Proponents of radical changes in the Constitution saw the judgment as Indira Gandhi’s “defeat”. She retaliated within 24 hours. The President,on the advice of his council of ministers,appointed A. N. Ray as the next Chief Justice,superseding three judges —- J. M. Shelat,K. S. Hegde,and A. N. Grover — senior to him. All of them resigned at once. Nothing like this had happened ever before. Since Nehru’s days,the most senior judge of the Supreme Court had become Chief Justice. Amidst the already inflamed polarisation,supersession of judges hit the country like a thunderbolt. Such eminent legal luminaries as M.C. Setalvad,M. C. Chagla and V. M. Tarkunde described the “blow” as a “manifest attempt to undermine the Court’s independence”. Opposition parties screamed that Indira Gandhi wanted to “suborn” the judiciary and “destroy” all democratic institutions. Some also alleged that she was manipulating the apex court’s composition with an eye to the election case against her,slowly wending its way in the Allahabad high court.
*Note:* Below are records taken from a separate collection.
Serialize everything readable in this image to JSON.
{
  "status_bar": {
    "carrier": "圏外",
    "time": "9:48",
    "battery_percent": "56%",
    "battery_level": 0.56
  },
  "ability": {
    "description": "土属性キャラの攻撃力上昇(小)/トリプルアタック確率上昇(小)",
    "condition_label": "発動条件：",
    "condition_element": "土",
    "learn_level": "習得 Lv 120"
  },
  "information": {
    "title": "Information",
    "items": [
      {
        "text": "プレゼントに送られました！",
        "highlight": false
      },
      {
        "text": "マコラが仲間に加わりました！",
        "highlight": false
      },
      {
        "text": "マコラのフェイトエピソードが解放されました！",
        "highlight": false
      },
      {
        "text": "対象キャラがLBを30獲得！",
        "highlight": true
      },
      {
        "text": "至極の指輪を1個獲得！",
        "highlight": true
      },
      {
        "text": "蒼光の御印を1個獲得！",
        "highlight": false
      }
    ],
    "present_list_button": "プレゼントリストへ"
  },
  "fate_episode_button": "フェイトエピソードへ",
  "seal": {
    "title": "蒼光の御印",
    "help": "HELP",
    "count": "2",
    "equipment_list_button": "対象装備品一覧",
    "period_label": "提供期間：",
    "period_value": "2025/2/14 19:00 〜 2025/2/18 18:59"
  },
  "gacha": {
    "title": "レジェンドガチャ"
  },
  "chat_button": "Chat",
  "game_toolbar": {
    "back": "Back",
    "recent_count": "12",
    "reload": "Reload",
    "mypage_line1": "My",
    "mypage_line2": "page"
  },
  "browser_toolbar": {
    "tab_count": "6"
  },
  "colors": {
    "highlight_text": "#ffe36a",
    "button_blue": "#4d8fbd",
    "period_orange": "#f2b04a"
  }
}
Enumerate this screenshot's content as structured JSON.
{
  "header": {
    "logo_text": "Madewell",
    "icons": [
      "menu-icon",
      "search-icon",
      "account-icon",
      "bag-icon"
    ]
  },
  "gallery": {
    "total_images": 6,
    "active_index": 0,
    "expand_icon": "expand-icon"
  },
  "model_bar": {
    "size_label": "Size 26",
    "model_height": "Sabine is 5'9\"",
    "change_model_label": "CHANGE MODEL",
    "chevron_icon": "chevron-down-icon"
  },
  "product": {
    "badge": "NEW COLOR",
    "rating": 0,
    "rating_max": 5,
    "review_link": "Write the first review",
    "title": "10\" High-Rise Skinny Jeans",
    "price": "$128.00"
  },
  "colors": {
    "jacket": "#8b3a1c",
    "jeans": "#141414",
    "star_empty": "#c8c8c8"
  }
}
On the government’s behalf,several ministers,led by Mohan Kumaramangalam,a former communist,invoked the names of Abraham Lincoln and Franklin Roosevelt in support of the contention that it was “vital” to take into account a judge’s “philosophy” and “outlook”.

Furious debate was still raging when the hammer-blow of the Emergency intervened,and the whole ballgame changed. Yet,there was a sting in the tail. On January 18,Indira Gandhi called fresh elections. Eleven days later,she appointed M. H. Beg Chief Justice of the Supreme Court,superseding Justice H. R. Khanna,who resigned instantly.